Infine, al termine della Strada provinciale 11, esplode il vero centro culturale di tutto ciò che c’è intorno, Parma inclusa. Lì sorge il borgo delle Roncole, una frazione di Busseto, dove, una dirimpetto all’altra, stanno due case: la casa natale di Giuseppe Verdi e la casa della famiglia Guareschi. Non più di venti metri separano due dimore così tanto fondanti nella cultura italiana e, al tempo stesso, così tanto radicate nella Bassa Parmense. Sia per il musicista che per lo scrittore il centro dell’attività era la Grande Milano, ma tutti e due scelsero di tenere la casa di famiglia nei luoghi dov’erano cresciuti.
Certo, Verdi per dispetto attraversò l’Ongina e diventò piacentino e anche un poco milanese, con i cittadini della Grande Città che al termine della prima del “Falstaff” staccarono per l’entusiasmo i cavalli della sua carrozza e la trascinarono a braccia dal Teatro Alla Scala sino al Grand Hotel de Milan, ma fino all’ultimo il Maestro ripeté con forza: “Sono stato, sono e sarò sempre un paesano delle Roncole”.
Giovannino invece è ancora là, sepolto nel cimitero della chiesa di San Michele Arcangelo, dove Giuseppe Verdi è stato battezzato e dove si conserva l’organo dei suoi studi giovanili.
Ma non è tutto, appena più avanti, lungo via della Processione alle Roncole, c’è una trattoria che ha voluto mantenere la facciata originaria, com’era prima di essere un locale, e l’insegna nero su bianco strilla: Casa del Popolo.
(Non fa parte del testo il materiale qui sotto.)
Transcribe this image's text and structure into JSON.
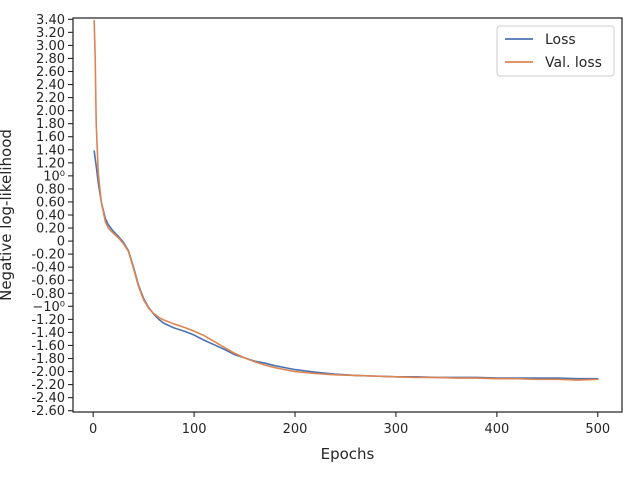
{
  "chart_data": {
    "type": "line",
    "xlabel": "Epochs",
    "ylabel": "Negative log-likelihood",
    "xlim": [
      -20,
      524
    ],
    "ylim": [
      -2.62,
      3.42
    ],
    "xticks": [
      0,
      100,
      200,
      300,
      400,
      500
    ],
    "xtick_labels": [
      "0",
      "100",
      "200",
      "300",
      "400",
      "500"
    ],
    "yticks": [
      -2.6,
      -2.4,
      -2.2,
      -2.0,
      -1.8,
      -1.6,
      -1.4,
      -1.2,
      -1.0,
      -0.8,
      -0.6,
      -0.4,
      -0.2,
      0.0,
      0.2,
      0.4,
      0.6,
      0.8,
      1.0,
      1.2,
      1.4,
      1.6,
      1.8,
      2.0,
      2.2,
      2.4,
      2.6,
      2.8,
      3.0,
      3.2,
      3.4
    ],
    "ytick_labels": [
      "-2.60",
      "-2.40",
      "-2.20",
      "-2.00",
      "-1.80",
      "-1.60",
      "-1.40",
      "-1.20",
      "−10⁰",
      "-0.80",
      "-0.60",
      "-0.40",
      "-0.20",
      "0",
      "0.20",
      "0.40",
      "0.60",
      "0.80",
      "10⁰",
      "1.20",
      "1.40",
      "1.60",
      "1.80",
      "2.00",
      "2.20",
      "2.40",
      "2.60",
      "2.80",
      "3.00",
      "3.20",
      "3.40"
    ],
    "grid": false,
    "legend_position": "top-right",
    "series": [
      {
        "name": "Loss",
        "color": "#4c72b0",
        "x": [
          1,
          3,
          5,
          8,
          12,
          15,
          20,
          25,
          30,
          35,
          40,
          45,
          50,
          55,
          60,
          65,
          70,
          80,
          90,
          100,
          110,
          120,
          130,
          140,
          150,
          160,
          170,
          180,
          190,
          200,
          220,
          240,
          260,
          280,
          300,
          320,
          340,
          360,
          380,
          400,
          420,
          440,
          460,
          480,
          500
        ],
        "y": [
          1.38,
          1.15,
          0.9,
          0.6,
          0.35,
          0.25,
          0.15,
          0.07,
          -0.02,
          -0.15,
          -0.4,
          -0.68,
          -0.88,
          -1.02,
          -1.12,
          -1.2,
          -1.26,
          -1.33,
          -1.38,
          -1.44,
          -1.52,
          -1.59,
          -1.66,
          -1.74,
          -1.79,
          -1.84,
          -1.87,
          -1.91,
          -1.94,
          -1.97,
          -2.01,
          -2.04,
          -2.06,
          -2.07,
          -2.08,
          -2.08,
          -2.09,
          -2.09,
          -2.09,
          -2.1,
          -2.1,
          -2.1,
          -2.1,
          -2.11,
          -2.11
        ]
      },
      {
        "name": "Val. loss",
        "color": "#dd8452",
        "x": [
          1,
          2,
          3,
          5,
          8,
          12,
          15,
          20,
          25,
          30,
          35,
          40,
          45,
          50,
          55,
          60,
          65,
          70,
          80,
          90,
          100,
          110,
          120,
          130,
          140,
          150,
          160,
          170,
          180,
          190,
          200,
          220,
          240,
          260,
          280,
          300,
          320,
          340,
          360,
          380,
          400,
          420,
          440,
          460,
          480,
          500
        ],
        "y": [
          3.38,
          2.8,
          1.8,
          1.05,
          0.6,
          0.3,
          0.2,
          0.12,
          0.05,
          -0.04,
          -0.16,
          -0.42,
          -0.7,
          -0.9,
          -1.03,
          -1.11,
          -1.17,
          -1.21,
          -1.27,
          -1.32,
          -1.38,
          -1.45,
          -1.54,
          -1.63,
          -1.72,
          -1.79,
          -1.85,
          -1.9,
          -1.94,
          -1.97,
          -2.0,
          -2.03,
          -2.05,
          -2.06,
          -2.07,
          -2.08,
          -2.09,
          -2.09,
          -2.1,
          -2.1,
          -2.11,
          -2.11,
          -2.12,
          -2.12,
          -2.13,
          -2.12
        ]
      }
    ]
  }
}
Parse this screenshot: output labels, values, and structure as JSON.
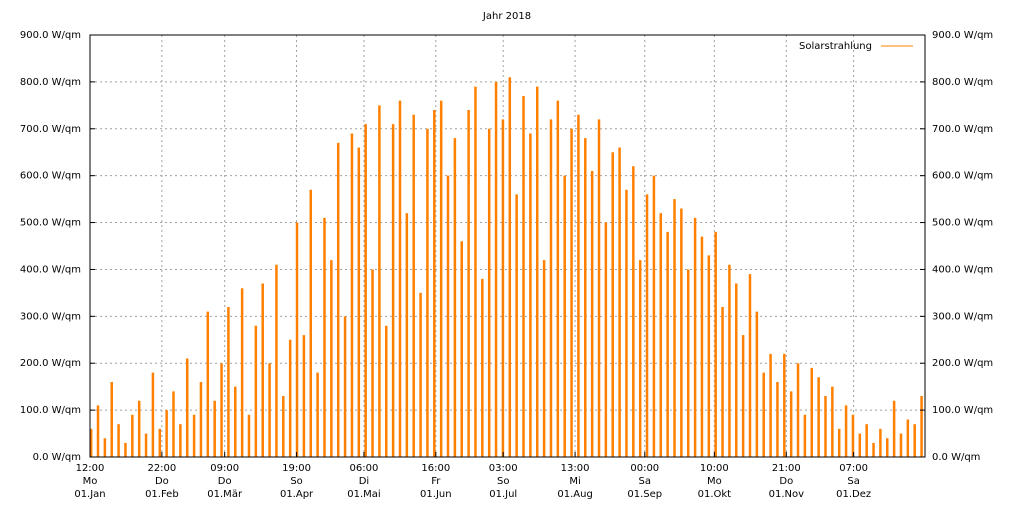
{
  "chart_data": {
    "type": "bar",
    "title": "Jahr 2018",
    "series": [
      {
        "name": "Solarstrahlung",
        "color": "#ff8000",
        "x": [
          1,
          4,
          7,
          10,
          13,
          16,
          19,
          22,
          25,
          28,
          31,
          34,
          37,
          40,
          43,
          46,
          49,
          52,
          55,
          58,
          61,
          64,
          67,
          70,
          73,
          76,
          79,
          82,
          85,
          88,
          91,
          94,
          97,
          100,
          103,
          106,
          109,
          112,
          115,
          118,
          121,
          124,
          127,
          130,
          133,
          136,
          139,
          142,
          145,
          148,
          151,
          154,
          157,
          160,
          163,
          166,
          169,
          172,
          175,
          178,
          181,
          184,
          187,
          190,
          193,
          196,
          199,
          202,
          205,
          208,
          211,
          214,
          217,
          220,
          223,
          226,
          229,
          232,
          235,
          238,
          241,
          244,
          247,
          250,
          253,
          256,
          259,
          262,
          265,
          268,
          271,
          274,
          277,
          280,
          283,
          286,
          289,
          292,
          295,
          298,
          301,
          304,
          307,
          310,
          313,
          316,
          319,
          322,
          325,
          328,
          331,
          334,
          337,
          340,
          343,
          346,
          349,
          352,
          355,
          358,
          361,
          364
        ],
        "values": [
          60,
          110,
          40,
          160,
          70,
          30,
          90,
          120,
          50,
          180,
          60,
          100,
          140,
          70,
          210,
          90,
          160,
          310,
          120,
          200,
          320,
          150,
          360,
          90,
          280,
          370,
          200,
          410,
          130,
          250,
          500,
          260,
          570,
          180,
          510,
          420,
          670,
          300,
          690,
          660,
          710,
          400,
          750,
          280,
          710,
          760,
          520,
          730,
          350,
          700,
          740,
          760,
          600,
          680,
          460,
          740,
          790,
          380,
          700,
          800,
          720,
          810,
          560,
          770,
          690,
          790,
          420,
          720,
          760,
          600,
          700,
          730,
          680,
          610,
          720,
          500,
          650,
          660,
          570,
          620,
          420,
          560,
          600,
          520,
          480,
          550,
          530,
          400,
          510,
          470,
          430,
          480,
          320,
          410,
          370,
          260,
          390,
          310,
          180,
          220,
          160,
          220,
          140,
          200,
          90,
          190,
          170,
          130,
          150,
          60,
          110,
          90,
          50,
          70,
          30,
          60,
          40,
          120,
          50,
          80,
          70,
          130
        ]
      }
    ],
    "xlim": [
      0.5,
      365.5
    ],
    "xticks": [
      {
        "value": 0.5,
        "label": [
          "12:00",
          "Mo",
          "01.Jan"
        ]
      },
      {
        "value": 31.917,
        "label": [
          "22:00",
          "Do",
          "01.Feb"
        ]
      },
      {
        "value": 59.375,
        "label": [
          "09:00",
          "Do",
          "01.Mär"
        ]
      },
      {
        "value": 90.792,
        "label": [
          "19:00",
          "So",
          "01.Apr"
        ]
      },
      {
        "value": 120.25,
        "label": [
          "06:00",
          "Di",
          "01.Mai"
        ]
      },
      {
        "value": 151.667,
        "label": [
          "16:00",
          "Fr",
          "01.Jun"
        ]
      },
      {
        "value": 181.125,
        "label": [
          "03:00",
          "So",
          "01.Jul"
        ]
      },
      {
        "value": 212.542,
        "label": [
          "13:00",
          "Mi",
          "01.Aug"
        ]
      },
      {
        "value": 243.0,
        "label": [
          "00:00",
          "Sa",
          "01.Sep"
        ]
      },
      {
        "value": 273.417,
        "label": [
          "10:00",
          "Mo",
          "01.Okt"
        ]
      },
      {
        "value": 304.875,
        "label": [
          "21:00",
          "Do",
          "01.Nov"
        ]
      },
      {
        "value": 334.292,
        "label": [
          "07:00",
          "Sa",
          "01.Dez"
        ]
      }
    ],
    "ylim": [
      0,
      900
    ],
    "yticks": [
      {
        "value": 0,
        "label": "0.0 W/qm"
      },
      {
        "value": 100,
        "label": "100.0 W/qm"
      },
      {
        "value": 200,
        "label": "200.0 W/qm"
      },
      {
        "value": 300,
        "label": "300.0 W/qm"
      },
      {
        "value": 400,
        "label": "400.0 W/qm"
      },
      {
        "value": 500,
        "label": "500.0 W/qm"
      },
      {
        "value": 600,
        "label": "600.0 W/qm"
      },
      {
        "value": 700,
        "label": "700.0 W/qm"
      },
      {
        "value": 800,
        "label": "800.0 W/qm"
      },
      {
        "value": 900,
        "label": "900.0 W/qm"
      }
    ],
    "grid": true,
    "legend": "top-right"
  }
}
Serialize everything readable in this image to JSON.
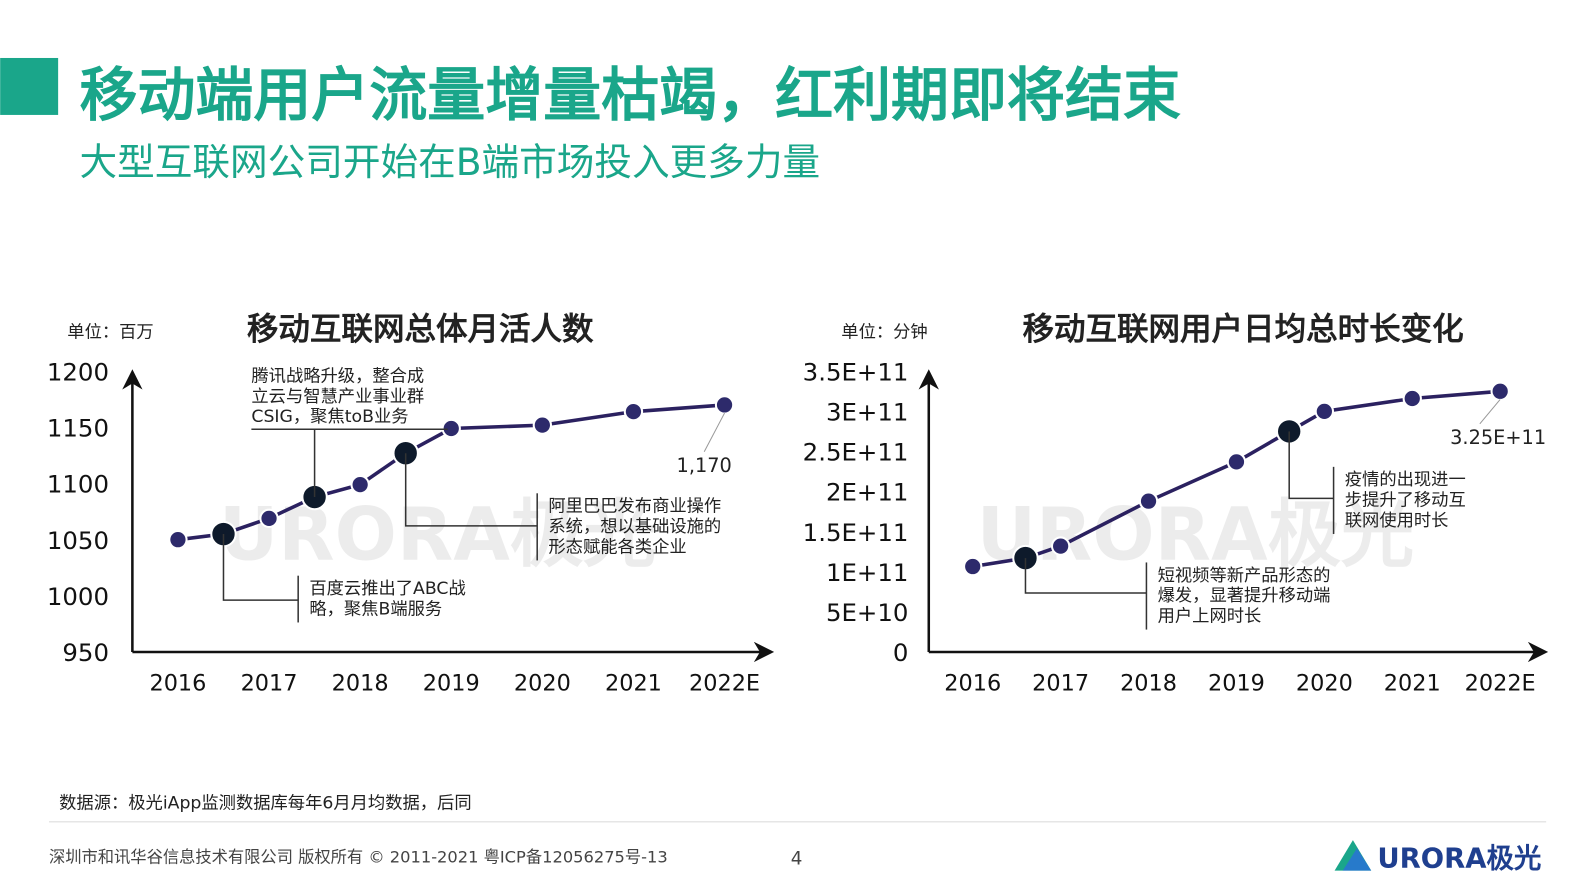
{
  "header": {
    "title": "移动端用户流量增量枯竭，红利期即将结束",
    "subtitle": "大型互联网公司开始在B端市场投入更多力量"
  },
  "chart_data": [
    {
      "type": "line",
      "title": "移动互联网总体月活人数",
      "unit": "单位：百万",
      "x": [
        2016,
        2016.5,
        2017,
        2017.5,
        2018,
        2018.5,
        2019,
        2020,
        2021,
        2022
      ],
      "xlim": [
        2015.5,
        2022.5
      ],
      "xticks": [
        2016,
        2017,
        2018,
        2019,
        2020,
        2021,
        {
          "value": 2022,
          "label": "2022E"
        }
      ],
      "values": [
        1050,
        1055,
        1069,
        1088,
        1099,
        1127,
        1149,
        1152,
        1164,
        1170
      ],
      "value_labels": [
        null,
        null,
        null,
        null,
        null,
        null,
        null,
        null,
        null,
        "1,170"
      ],
      "ylim": [
        950,
        1200
      ],
      "yticks": [
        950,
        1000,
        1050,
        1100,
        1150,
        1200
      ],
      "color": "#2b2160",
      "marker_color": "#2d2a6b",
      "highlight_color": "#0e1a2b",
      "annotations": [
        {
          "x": 2016.5,
          "lines": [
            "百度云推出了ABC战",
            "略，聚焦B端服务"
          ]
        },
        {
          "x": 2017.5,
          "lines": [
            "腾讯战略升级，整合成",
            "立云与智慧产业事业群",
            "CSIG，聚焦toB业务"
          ]
        },
        {
          "x": 2018.5,
          "lines": [
            "阿里巴巴发布商业操作",
            "系统，想以基础设施的",
            "形态赋能各类企业"
          ]
        }
      ]
    },
    {
      "type": "line",
      "title": "移动互联网用户日均总时长变化",
      "unit": "单位：分钟",
      "x": [
        2016,
        2016.6,
        2017,
        2018,
        2019,
        2019.6,
        2020,
        2021,
        2022
      ],
      "xlim": [
        2015.5,
        2022.5
      ],
      "xticks": [
        2016,
        2017,
        2018,
        2019,
        2020,
        2021,
        {
          "value": 2022,
          "label": "2022E"
        }
      ],
      "values": [
        106500000000.0,
        117000000000.0,
        132000000000.0,
        188000000000.0,
        237000000000.0,
        275000000000.0,
        300000000000.0,
        316000000000.0,
        325000000000.0
      ],
      "value_labels": [
        null,
        null,
        null,
        null,
        null,
        null,
        null,
        null,
        "3.25E+11"
      ],
      "ylim": [
        0,
        350000000000
      ],
      "yticks": [
        0,
        {
          "value": 50000000000,
          "label": "5E+10"
        },
        {
          "value": 100000000000,
          "label": "1E+11"
        },
        {
          "value": 150000000000,
          "label": "1.5E+11"
        },
        {
          "value": 200000000000,
          "label": "2E+11"
        },
        {
          "value": 250000000000,
          "label": "2.5E+11"
        },
        {
          "value": 300000000000,
          "label": "3E+11"
        },
        {
          "value": 350000000000,
          "label": "3.5E+11"
        }
      ],
      "color": "#2b2160",
      "marker_color": "#2d2a6b",
      "highlight_color": "#0e1a2b",
      "annotations": [
        {
          "x": 2016.6,
          "lines": [
            "短视频等新产品形态的",
            "爆发，显著提升移动端",
            "用户上网时长"
          ]
        },
        {
          "x": 2019.6,
          "lines": [
            "疫情的出现进一",
            "步提升了移动互",
            "联网使用时长"
          ]
        }
      ]
    }
  ],
  "watermark": "URORA极光",
  "footer": {
    "source": "数据源：极光iApp监测数据库每年6月月均数据，后同",
    "copyright": "深圳市和讯华谷信息技术有限公司 版权所有 © 2011-2021 粤ICP备12056275号-13",
    "page": 4,
    "logo": "URORA极光"
  }
}
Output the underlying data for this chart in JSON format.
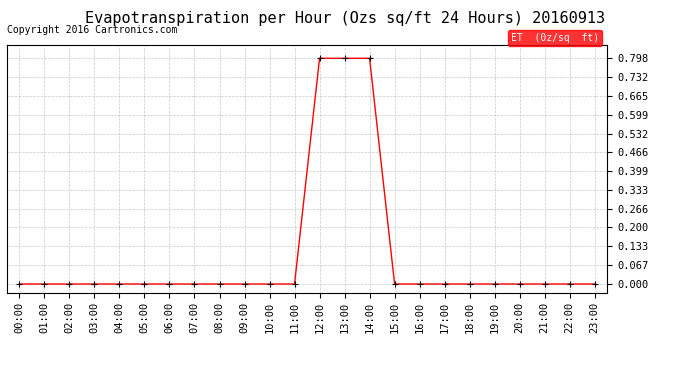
{
  "title": "Evapotranspiration per Hour (Ozs sq/ft 24 Hours) 20160913",
  "copyright": "Copyright 2016 Cartronics.com",
  "legend_label": "ET  (0z/sq  ft)",
  "legend_bg": "#ff0000",
  "legend_text_color": "#ffffff",
  "line_color": "#ff0000",
  "marker": "+",
  "marker_color": "#000000",
  "background_color": "#ffffff",
  "grid_color": "#c8c8c8",
  "hours": [
    "00:00",
    "01:00",
    "02:00",
    "03:00",
    "04:00",
    "05:00",
    "06:00",
    "07:00",
    "08:00",
    "09:00",
    "10:00",
    "11:00",
    "12:00",
    "13:00",
    "14:00",
    "15:00",
    "16:00",
    "17:00",
    "18:00",
    "19:00",
    "20:00",
    "21:00",
    "22:00",
    "23:00"
  ],
  "values": [
    0.0,
    0.0,
    0.0,
    0.0,
    0.0,
    0.0,
    0.0,
    0.0,
    0.0,
    0.0,
    0.0,
    0.0,
    0.798,
    0.798,
    0.798,
    0.0,
    0.0,
    0.0,
    0.0,
    0.0,
    0.0,
    0.0,
    0.0,
    0.0
  ],
  "yticks": [
    0.0,
    0.067,
    0.133,
    0.2,
    0.266,
    0.333,
    0.399,
    0.466,
    0.532,
    0.599,
    0.665,
    0.732,
    0.798
  ],
  "ylim": [
    -0.03,
    0.845
  ],
  "title_fontsize": 11,
  "copyright_fontsize": 7,
  "tick_fontsize": 7.5
}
Non molto distante, poi, ci si imbatte nell’impressionante neoclassicismo della Corte delle Piacentine, dove Bernardo Bertolucci girò gran parte di Novecento.
Ancora, ma forse non ultima circostanza, può accadere che alcune strade delle Roncole siano interrotte perché, nell’unica isola verdiana della provincia di Parma, in mezzo alla campagna della Bassa profonda, una troupe di tecnici sta alacremente montando i giganteschi scenari dell’Aida per un allestimento dell’opera proprio dove tutto cominciò: in un chilometro quadrato di Mondo Piccolo.
“Questa è la Bassa. Questo è il Mondo Piccolo. La terra dove c’è gente che non battezza i figli e bestemmia non per negare Dio, ma per far dispetto a Dio. E sarà lontana quaranta chilometri o meno dalla città, ma, nella pianura frastagliata dagli argini, dove non si vede oltre a una siepe o al di là di una svolta, ogni chilometro vale per dieci. E la città è roba di un altro mondo”.